The 1889 canvas is a repetition of the fourth version of Sunflowers. The work was painted while van Gogh was living in Arles, just a month after he cut off his ear. The original version can be found at London’s National Gallery, while versions of three other similar compositions belong to the Philadelphia Museum of Art, the Sompo Japan Museum of Art in Tokyo, and Munich’s Neue Pinakothek. A fifth version was destroyed during World War II.
The museum is hoping to remove a discoloring coat of varnish and several retouched areas, which give the canvas a muted orange tone, and were likely added in 1927.
Another issue is van Gogh’s choice of cadmium yellow pigment.
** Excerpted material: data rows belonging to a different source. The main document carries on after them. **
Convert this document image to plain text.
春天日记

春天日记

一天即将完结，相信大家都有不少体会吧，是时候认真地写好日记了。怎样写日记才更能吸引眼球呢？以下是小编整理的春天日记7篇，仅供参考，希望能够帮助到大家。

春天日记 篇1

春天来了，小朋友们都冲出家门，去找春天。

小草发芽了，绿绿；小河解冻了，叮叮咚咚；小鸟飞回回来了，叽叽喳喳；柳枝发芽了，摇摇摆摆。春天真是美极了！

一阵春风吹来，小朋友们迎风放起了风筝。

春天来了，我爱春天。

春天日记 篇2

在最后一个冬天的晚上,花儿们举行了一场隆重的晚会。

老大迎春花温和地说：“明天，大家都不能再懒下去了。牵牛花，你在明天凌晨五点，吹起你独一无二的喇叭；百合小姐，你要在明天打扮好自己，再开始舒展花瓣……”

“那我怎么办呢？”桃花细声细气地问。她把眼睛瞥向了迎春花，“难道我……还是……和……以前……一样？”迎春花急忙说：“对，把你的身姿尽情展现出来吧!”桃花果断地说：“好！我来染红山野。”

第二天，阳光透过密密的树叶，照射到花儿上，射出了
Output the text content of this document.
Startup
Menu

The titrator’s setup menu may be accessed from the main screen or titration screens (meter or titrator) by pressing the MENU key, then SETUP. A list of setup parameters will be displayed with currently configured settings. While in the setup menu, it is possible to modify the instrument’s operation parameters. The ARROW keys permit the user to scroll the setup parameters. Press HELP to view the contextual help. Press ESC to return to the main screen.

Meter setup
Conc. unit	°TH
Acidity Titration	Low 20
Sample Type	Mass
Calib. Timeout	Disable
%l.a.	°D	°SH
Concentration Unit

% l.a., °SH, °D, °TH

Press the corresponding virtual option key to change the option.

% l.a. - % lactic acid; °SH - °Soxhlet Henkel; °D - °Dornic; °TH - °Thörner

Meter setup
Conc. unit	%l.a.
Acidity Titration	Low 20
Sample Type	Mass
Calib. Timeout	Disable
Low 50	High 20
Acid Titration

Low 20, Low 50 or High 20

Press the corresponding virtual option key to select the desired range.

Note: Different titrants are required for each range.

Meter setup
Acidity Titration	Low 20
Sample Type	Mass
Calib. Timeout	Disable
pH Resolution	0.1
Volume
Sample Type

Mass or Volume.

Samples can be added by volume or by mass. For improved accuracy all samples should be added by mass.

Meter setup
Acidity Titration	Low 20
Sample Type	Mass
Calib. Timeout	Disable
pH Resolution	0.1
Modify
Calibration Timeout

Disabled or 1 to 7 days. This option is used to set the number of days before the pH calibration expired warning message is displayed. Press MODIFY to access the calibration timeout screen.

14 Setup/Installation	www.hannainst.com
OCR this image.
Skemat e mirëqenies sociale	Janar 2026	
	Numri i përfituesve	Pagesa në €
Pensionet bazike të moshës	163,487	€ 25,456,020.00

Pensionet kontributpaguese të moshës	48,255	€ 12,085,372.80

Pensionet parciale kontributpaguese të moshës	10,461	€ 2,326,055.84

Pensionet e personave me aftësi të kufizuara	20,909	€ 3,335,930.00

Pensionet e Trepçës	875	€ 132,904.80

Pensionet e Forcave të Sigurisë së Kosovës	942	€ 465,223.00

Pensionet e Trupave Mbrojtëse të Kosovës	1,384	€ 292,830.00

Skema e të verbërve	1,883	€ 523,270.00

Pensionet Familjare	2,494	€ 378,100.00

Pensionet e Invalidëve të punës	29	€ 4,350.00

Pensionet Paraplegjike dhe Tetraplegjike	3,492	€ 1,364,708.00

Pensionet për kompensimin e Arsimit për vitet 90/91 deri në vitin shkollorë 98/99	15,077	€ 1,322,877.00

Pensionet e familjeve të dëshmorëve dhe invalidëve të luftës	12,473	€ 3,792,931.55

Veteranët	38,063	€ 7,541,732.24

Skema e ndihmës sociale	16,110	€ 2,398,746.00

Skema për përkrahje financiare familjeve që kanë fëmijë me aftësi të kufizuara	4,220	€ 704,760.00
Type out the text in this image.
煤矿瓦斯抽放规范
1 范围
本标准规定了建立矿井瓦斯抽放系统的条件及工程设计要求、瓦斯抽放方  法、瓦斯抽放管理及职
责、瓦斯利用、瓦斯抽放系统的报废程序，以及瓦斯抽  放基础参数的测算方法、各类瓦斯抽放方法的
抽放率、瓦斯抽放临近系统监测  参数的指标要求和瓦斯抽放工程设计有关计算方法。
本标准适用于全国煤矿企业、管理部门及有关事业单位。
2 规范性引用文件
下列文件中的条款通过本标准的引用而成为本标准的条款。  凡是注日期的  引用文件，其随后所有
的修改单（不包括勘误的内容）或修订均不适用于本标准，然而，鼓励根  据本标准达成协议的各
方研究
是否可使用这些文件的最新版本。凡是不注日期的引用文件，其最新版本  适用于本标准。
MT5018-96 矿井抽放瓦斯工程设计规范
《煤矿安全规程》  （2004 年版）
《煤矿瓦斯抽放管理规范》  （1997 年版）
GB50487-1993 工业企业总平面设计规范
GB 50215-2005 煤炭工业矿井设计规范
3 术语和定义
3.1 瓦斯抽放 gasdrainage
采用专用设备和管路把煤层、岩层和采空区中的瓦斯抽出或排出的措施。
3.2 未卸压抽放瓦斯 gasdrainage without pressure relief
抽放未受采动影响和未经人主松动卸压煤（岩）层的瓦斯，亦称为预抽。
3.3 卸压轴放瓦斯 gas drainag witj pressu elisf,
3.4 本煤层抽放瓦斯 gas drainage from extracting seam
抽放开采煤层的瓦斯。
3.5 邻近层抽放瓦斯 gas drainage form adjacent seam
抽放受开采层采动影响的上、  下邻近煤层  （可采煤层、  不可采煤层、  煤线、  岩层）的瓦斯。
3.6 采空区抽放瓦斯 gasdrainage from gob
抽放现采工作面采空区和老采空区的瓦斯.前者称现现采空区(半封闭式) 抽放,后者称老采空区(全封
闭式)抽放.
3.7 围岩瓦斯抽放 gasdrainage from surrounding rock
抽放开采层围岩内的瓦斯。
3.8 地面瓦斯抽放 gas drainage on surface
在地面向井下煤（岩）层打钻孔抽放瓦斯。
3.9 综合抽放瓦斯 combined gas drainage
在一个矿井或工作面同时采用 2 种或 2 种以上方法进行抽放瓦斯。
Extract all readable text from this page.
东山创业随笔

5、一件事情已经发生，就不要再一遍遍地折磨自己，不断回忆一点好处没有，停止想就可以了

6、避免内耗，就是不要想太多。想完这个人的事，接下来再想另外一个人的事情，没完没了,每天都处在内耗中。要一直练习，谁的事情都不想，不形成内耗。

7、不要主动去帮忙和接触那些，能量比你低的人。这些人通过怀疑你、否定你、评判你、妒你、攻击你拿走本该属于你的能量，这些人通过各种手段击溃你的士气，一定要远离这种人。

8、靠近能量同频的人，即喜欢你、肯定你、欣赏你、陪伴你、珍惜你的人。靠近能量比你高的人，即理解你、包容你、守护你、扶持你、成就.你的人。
Scientists recently confirmed that the variety of yellow paint favored by many Impressionist, post-Impressionist, and early modernist artists will oxidize in the light, turning from bright yellow to a dull greenish-brown.
The altered appearance of his work would likely come as no surprise to the artist. “Paintings fade like flowers,” wrote van Gogh in one of his many letters to his brother Theo.
This past February, the museum began selling high-quality replicas of Sunflowers and other van Gogh masterpieces in its collection, created in conjunction with Fujifilm Belgium using 3-D scanning and high-resolution printing. In September, the institution created a maze of 125,000 sunflowers to celebrate the opening of its new entrance hall.